What has the transition to remote work been like for Duke Energy?
Our IT team has taken steps to expand our bandwidth and prepare our technology systems, including adding more remote connections and conference line capacity. Corporate-wide, we have been able to support approximately 18,000 employees working remotely, that includes 90% of our call center staff. We’ve been using new technologies to keep in touch and stay connected.
Scammers target victims year-round but often hit hardest when people are vulnerable. So, we’ve seen an increase in phishing scams, in addition to phone scams targeting our customers. Be aware of scammers, threatening disconnection of service and asking for immediate payment over the phone. Duke Energy never asks for personal information over the phone or demands payment using money orders or gift cards. And remember, Duke Energy has stopped service disconnections for unpaid bills.
We are already evaluating the best way to transition back into our more traditional workplace, but also evaluate what we’ve learned. We do measure, for example, our customer care center call response performance. There have been some areas such as the call center, that have stood out as doing extraordinarily well during these challenging times.
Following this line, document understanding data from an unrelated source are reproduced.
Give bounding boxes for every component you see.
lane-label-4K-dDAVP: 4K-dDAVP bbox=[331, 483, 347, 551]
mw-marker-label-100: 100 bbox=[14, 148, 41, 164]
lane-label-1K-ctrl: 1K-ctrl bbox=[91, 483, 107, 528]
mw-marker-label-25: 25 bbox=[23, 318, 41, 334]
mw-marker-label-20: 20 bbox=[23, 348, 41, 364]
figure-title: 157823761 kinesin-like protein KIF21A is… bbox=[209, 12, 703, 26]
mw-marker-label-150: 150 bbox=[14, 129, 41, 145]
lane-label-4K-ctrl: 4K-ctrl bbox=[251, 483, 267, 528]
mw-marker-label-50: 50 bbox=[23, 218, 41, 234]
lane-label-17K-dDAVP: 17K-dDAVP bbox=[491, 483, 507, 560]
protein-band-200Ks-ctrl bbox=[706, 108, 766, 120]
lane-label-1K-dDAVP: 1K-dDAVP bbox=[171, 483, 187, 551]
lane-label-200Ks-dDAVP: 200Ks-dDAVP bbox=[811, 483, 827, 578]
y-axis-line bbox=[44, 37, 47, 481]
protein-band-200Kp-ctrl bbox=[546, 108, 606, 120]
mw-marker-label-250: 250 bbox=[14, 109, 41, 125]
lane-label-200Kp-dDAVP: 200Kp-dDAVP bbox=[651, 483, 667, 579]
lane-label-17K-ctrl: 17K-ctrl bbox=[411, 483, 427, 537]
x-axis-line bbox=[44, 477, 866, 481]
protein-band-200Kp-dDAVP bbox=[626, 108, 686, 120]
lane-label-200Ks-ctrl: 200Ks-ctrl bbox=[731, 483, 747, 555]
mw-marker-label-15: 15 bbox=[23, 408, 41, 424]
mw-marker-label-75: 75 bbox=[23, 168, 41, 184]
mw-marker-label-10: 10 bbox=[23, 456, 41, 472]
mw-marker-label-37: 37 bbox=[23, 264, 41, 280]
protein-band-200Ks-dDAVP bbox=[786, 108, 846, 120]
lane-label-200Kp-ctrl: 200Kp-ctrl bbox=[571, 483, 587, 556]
We have a lot to evaluate and consider as we move forward. Each situation may be different and require a different response in the future. There will be great lessons learned, both to replicate and improve, that we’ll take away from this response.
How do you see the Florida region emerging from this pandemic?
I am on the Florida Governor’s Re-Open Florida Task Force Industry Working Group Related to Administrative, Education, Information & Technology, Manufacturing, Mining, Utilities and Wholesale. We are working closely with the Governor’s Office to consider the best ways to reopen Florida and its businesses. The task force is focusing on short-, medium- and long-term plans. There are multiple groups made up of local and state elected members, as well as business representatives working on a plan. Our goal is to determine how this will be accomplished with the health and safety of Floridians as the priority.